Cependant, cette condition exige aussi que l'exécution soit parfaitement
conforme aux plans d'enquête, ce qui est grossièrement contradictoire.
L'annulation de la décision attaquée s'impose
d'autant plus en regard des précédentes procédures relatives à l'objet du
litige. En effet, les constructeurs ont déjà fourni des plans insuffisants et
démontré qu'ils ne tiennent pas compte des injonctions écrites qui pourraient
leur être adressées pour corriger ces plans. Le risque est grand qu'ils tentent
de s'en remettre aux plans fournis plutôt qu'aux conditions - contradictoires -
dont le permis pourrait être assorti.
3.
Les considérants qui précèdent conduisent à l'admission du recours et à
l'annulation de la décision attaquée, aux frais des constructeurs qui
succombent (art. 49 al. 1 et 99 de la loi sur la procédure administrative du 28
octobre 2008 [LPA-VD; RSV 173.36]. Le recourant a en outre droit à des dépens,
pour l'intervention de son avocat, à charge des constructeurs (art. 55 LPA-VD).
Par
ces motifs
la Cour de droit administratif et public
du Tribunal cantonal
arrête:
I.
Le recours est admis.
II.
La décision de la municipalité de Lutry du 15 juillet 2015 est annulée.
III.
Un émolument de 3'000 (trois mille) francs est mis à la charge des constructeurs
Ann-Mari et Peter Hirt, solidairement entre eux.
IV.
Ann-Mari et Peter Hirt, solidairement entre eux, verseront à Guy
Wolfensberger la somme de 1'500 (mille cinq cents) francs à titre de dépens.
Lausanne, le 12 février 2016
Le président: La
greffière:
Le présent arrêt est communiqué aux destinataires de
l'avis d'envoi ci-joint.
Il peut faire l'objet, dans les trente jours suivant sa
notification, d'un recours au Tribunal fédéral.
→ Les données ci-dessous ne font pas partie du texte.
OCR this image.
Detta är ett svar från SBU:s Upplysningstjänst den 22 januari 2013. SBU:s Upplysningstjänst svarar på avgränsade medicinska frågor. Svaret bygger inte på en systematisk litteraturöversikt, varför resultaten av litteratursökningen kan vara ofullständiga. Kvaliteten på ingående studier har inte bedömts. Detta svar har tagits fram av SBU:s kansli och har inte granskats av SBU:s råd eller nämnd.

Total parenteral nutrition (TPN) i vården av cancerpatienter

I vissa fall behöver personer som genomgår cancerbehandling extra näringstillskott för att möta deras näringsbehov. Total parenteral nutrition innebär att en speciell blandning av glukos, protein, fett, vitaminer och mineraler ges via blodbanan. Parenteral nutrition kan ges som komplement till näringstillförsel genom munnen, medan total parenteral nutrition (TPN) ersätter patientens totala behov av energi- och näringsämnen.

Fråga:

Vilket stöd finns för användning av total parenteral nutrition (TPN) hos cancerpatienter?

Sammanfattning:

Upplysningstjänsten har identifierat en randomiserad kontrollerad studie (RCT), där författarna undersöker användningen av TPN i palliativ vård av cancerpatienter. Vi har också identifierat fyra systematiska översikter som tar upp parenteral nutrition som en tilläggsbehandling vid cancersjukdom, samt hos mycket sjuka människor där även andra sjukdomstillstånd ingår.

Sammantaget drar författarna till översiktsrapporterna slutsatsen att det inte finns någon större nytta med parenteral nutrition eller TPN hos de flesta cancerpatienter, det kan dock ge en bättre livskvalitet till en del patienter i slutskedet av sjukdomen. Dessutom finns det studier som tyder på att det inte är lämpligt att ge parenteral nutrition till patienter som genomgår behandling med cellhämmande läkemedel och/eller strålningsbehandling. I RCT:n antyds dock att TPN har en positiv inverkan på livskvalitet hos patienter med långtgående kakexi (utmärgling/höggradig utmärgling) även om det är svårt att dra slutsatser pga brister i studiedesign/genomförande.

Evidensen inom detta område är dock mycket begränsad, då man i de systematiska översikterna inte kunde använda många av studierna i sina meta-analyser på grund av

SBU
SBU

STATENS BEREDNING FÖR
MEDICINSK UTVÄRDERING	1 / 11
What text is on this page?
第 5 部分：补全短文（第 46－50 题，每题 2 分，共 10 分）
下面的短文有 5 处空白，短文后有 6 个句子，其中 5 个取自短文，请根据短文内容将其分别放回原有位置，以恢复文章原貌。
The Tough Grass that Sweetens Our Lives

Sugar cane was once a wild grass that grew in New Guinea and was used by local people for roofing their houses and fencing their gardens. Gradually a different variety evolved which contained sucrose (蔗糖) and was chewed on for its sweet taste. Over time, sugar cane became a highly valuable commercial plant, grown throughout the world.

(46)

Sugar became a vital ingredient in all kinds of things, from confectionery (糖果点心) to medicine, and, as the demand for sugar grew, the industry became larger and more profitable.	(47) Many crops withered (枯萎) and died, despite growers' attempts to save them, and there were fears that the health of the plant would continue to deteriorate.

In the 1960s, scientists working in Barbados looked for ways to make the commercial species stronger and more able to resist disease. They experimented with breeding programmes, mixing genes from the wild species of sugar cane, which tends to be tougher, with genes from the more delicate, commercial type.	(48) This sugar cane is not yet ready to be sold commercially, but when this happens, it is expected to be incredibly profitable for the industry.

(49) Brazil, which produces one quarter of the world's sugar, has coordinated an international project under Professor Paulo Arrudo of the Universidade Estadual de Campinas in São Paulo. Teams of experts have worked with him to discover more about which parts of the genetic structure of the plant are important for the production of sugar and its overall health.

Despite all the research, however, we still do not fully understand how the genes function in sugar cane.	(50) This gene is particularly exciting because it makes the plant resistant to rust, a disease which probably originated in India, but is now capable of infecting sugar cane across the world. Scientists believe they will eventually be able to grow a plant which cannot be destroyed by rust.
Le recours en matière de droit
public s'exerce aux conditions des articles 82 ss de la loi du 17 juin 2005 sur
le Tribunal fédéral (LTF - RS 173.110), le recours constitutionnel subsidiaire
à celles des articles 113 ss LTF. Le mémoire de recours doit être rédigé dans
une langue officielle, indiquer les conclusions, les motifs et les moyens de
preuve, et être signé. Les motifs doivent exposer succinctement en quoi l’acte
attaqué viole le droit. Les pièces invoquées comme moyens de preuve doivent
être jointes au mémoire, pour autant qu’elles soient en mains de la partie; il
en va de même de la décision attaquée.